You may just lose track of some of the characters after a while. It’s not so much that the cast is big, but everyone has quite a few motives and since Alex is oblivious to everything around him, it’s sometimes hard to tell exactly what is happening. I still say that the villain’s plans also were a little iffy and they definitely wouldn’t work too well against a different main character. There were a lot of gambles here, but most of them paid off I suppose. Without Maura, the villains probably would have had the last laugh here.

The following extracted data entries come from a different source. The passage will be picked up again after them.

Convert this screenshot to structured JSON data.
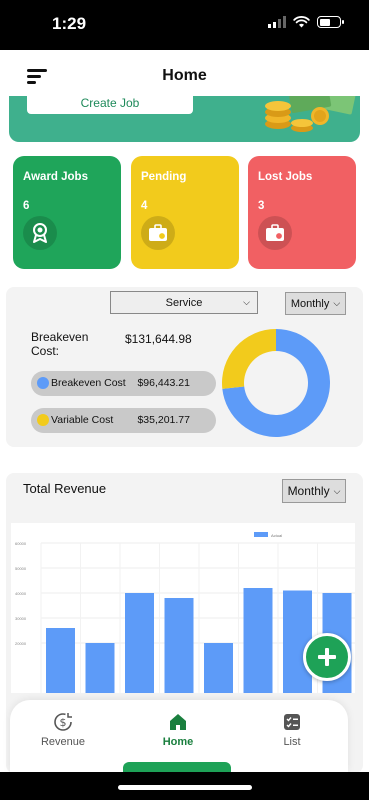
{
  "status_bar": {
    "time": "1:29"
  },
  "header": {
    "title": "Home"
  },
  "banner": {
    "create_job_label": "Create Job"
  },
  "cards": [
    {
      "title": "Award Jobs",
      "count": "6",
      "color": "#1fa55a",
      "icon": "award-icon"
    },
    {
      "title": "Pending",
      "count": "4",
      "color": "#f2cb1c",
      "icon": "briefcase-clock-icon"
    },
    {
      "title": "Lost Jobs",
      "count": "3",
      "color": "#f16063",
      "icon": "briefcase-x-icon"
    }
  ],
  "breakeven": {
    "service_select": "Service",
    "period_select": "Monthly",
    "label": "Breakeven Cost:",
    "total": "$131,644.98",
    "items": [
      {
        "label": "Breakeven Cost",
        "value": "$96,443.21",
        "color": "#5d9bf8"
      },
      {
        "label": "Variable Cost",
        "value": "$35,201.77",
        "color": "#f2cb1c"
      }
    ]
  },
  "donut": {
    "segments": [
      {
        "value": 96443.21,
        "color": "#5d9bf8"
      },
      {
        "value": 35201.77,
        "color": "#f2cb1c"
      }
    ]
  },
  "revenue": {
    "title": "Total Revenue",
    "period_select": "Monthly"
  },
  "chart_data": {
    "type": "bar",
    "legend": [
      "Actual"
    ],
    "legend_position": "top",
    "ytick_labels": [
      "60000",
      "50000",
      "40000",
      "30000",
      "20000"
    ],
    "ylim": [
      0,
      60000
    ],
    "grid": true,
    "series": [
      {
        "name": "Actual",
        "color": "#5d9bf8",
        "values": [
          26000,
          20000,
          40000,
          38000,
          20000,
          42000,
          41000,
          40000,
          36000
        ]
      }
    ]
  },
  "tabbar": {
    "items": [
      {
        "label": "Revenue",
        "icon": "dollar-refresh-icon"
      },
      {
        "label": "Home",
        "icon": "home-icon"
      },
      {
        "label": "List",
        "icon": "checklist-icon"
      }
    ],
    "active": "Home"
  }
}
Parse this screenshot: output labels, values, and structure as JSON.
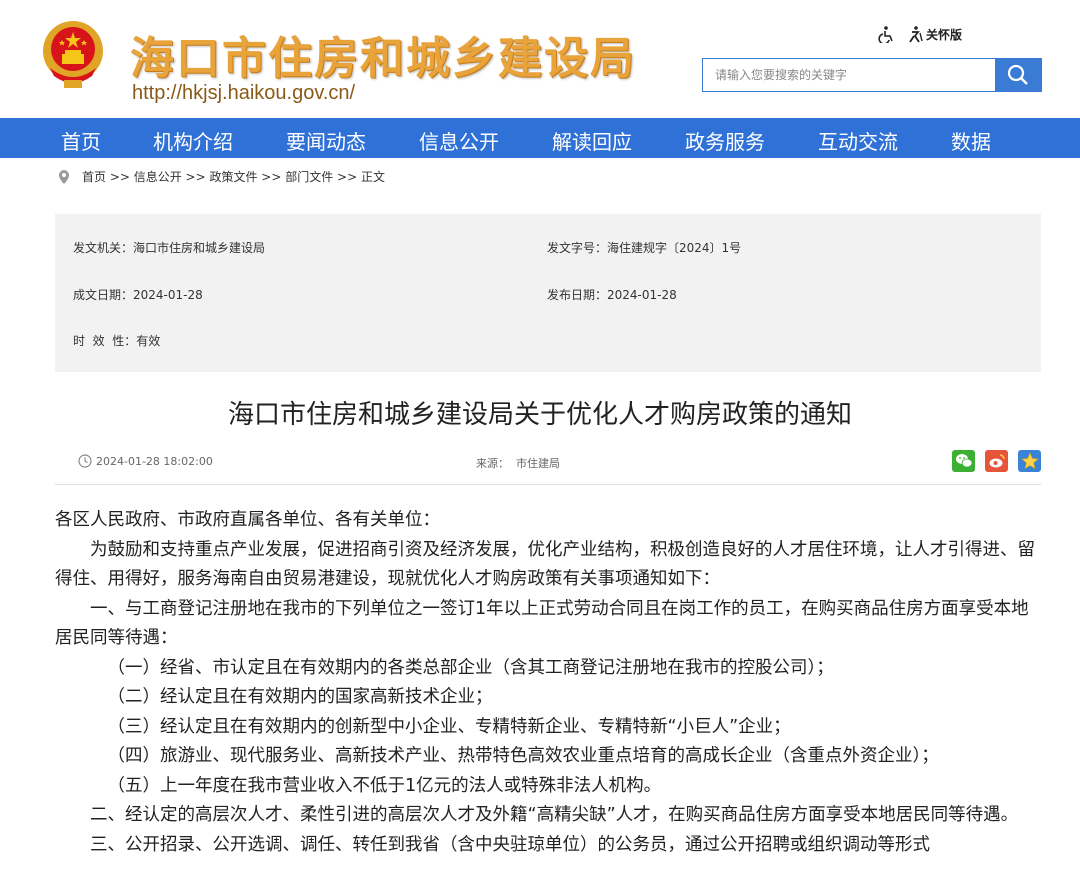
{
  "header": {
    "site_title": "海口市住房和城乡建设局",
    "site_url": "http://hkjsj.haikou.gov.cn/",
    "care_mode": "关怀版",
    "search_placeholder": "请输入您要搜索的关键字"
  },
  "nav": {
    "items": [
      "首页",
      "机构介绍",
      "要闻动态",
      "信息公开",
      "解读回应",
      "政务服务",
      "互动交流",
      "数据"
    ]
  },
  "breadcrumb": "首页 >> 信息公开 >> 政策文件 >> 部门文件 >> 正文",
  "meta": {
    "issuer": "发文机关：海口市住房和城乡建设局",
    "doc_no": "发文字号：海住建规字〔2024〕1号",
    "made_date": "成文日期：2024-01-28",
    "publish_date": "发布日期：2024-01-28",
    "validity": "时  效  性：有效"
  },
  "article": {
    "title": "海口市住房和城乡建设局关于优化人才购房政策的通知",
    "datetime": "2024-01-28 18:02:00",
    "source": "来源：  市住建局",
    "paragraphs": [
      "各区人民政府、市政府直属各单位、各有关单位：",
      "为鼓励和支持重点产业发展，促进招商引资及经济发展，优化产业结构，积极创造良好的人才居住环境，让人才引得进、留得住、用得好，服务海南自由贸易港建设，现就优化人才购房政策有关事项通知如下：",
      "一、与工商登记注册地在我市的下列单位之一签订1年以上正式劳动合同且在岗工作的员工，在购买商品住房方面享受本地居民同等待遇：",
      "（一）经省、市认定且在有效期内的各类总部企业（含其工商登记注册地在我市的控股公司）；",
      "（二）经认定且在有效期内的国家高新技术企业；",
      "（三）经认定且在有效期内的创新型中小企业、专精特新企业、专精特新“小巨人”企业；",
      "（四）旅游业、现代服务业、高新技术产业、热带特色高效农业重点培育的高成长企业（含重点外资企业）；",
      "（五）上一年度在我市营业收入不低于1亿元的法人或特殊非法人机构。",
      "二、经认定的高层次人才、柔性引进的高层次人才及外籍“高精尖缺”人才，在购买商品住房方面享受本地居民同等待遇。",
      "三、公开招录、公开选调、调任、转任到我省（含中央驻琼单位）的公务员，通过公开招聘或组织调动等形式"
    ]
  },
  "colors": {
    "brand_blue": "#2f71d6",
    "title_gold": "#e8a33a",
    "emblem_red": "#d7141a"
  }
}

Overall, this is definitely another fun film to add to your collection. It doesn’t take itself too seriously aside from Alex since Chaney always takes himself very seriously and always makes sure to be an upstanding guy. Seriously, it feels like people try to tempt Alex to the dark side in every film or give him chances for revenge, but Alex never cracks. He always stays as an upstanding hero and makes all of the right calls. The plot is pretty good and will keep you guessing the whole way. One villain’s fate is rather sad since the plan backfired a little, but that’s why you shouldn’t lock yourself away in a freezer. I forget if that was purely part of the plan or not, but even if it was an improvisation, it’s a sad way to go out. You’ll probably sympathize with Alex as the film goes on and his strong conscience just makes it all the worse for him. I definitely recommend checking this film out and then you can make your own guesses as to whether or not his powers were actually real. For the record, I’d definitely say that they are based on the very first circumstance. I don’t buy into coincidences and it just makes sense. It’d be cool to see how this version of Chaney would stack up against the Werewolf. I may have to actually give this one the edge although the Man-Made Monster, electric version of himself is probably the most lethal. It’s cool to see how many different monsters he’s become over the years.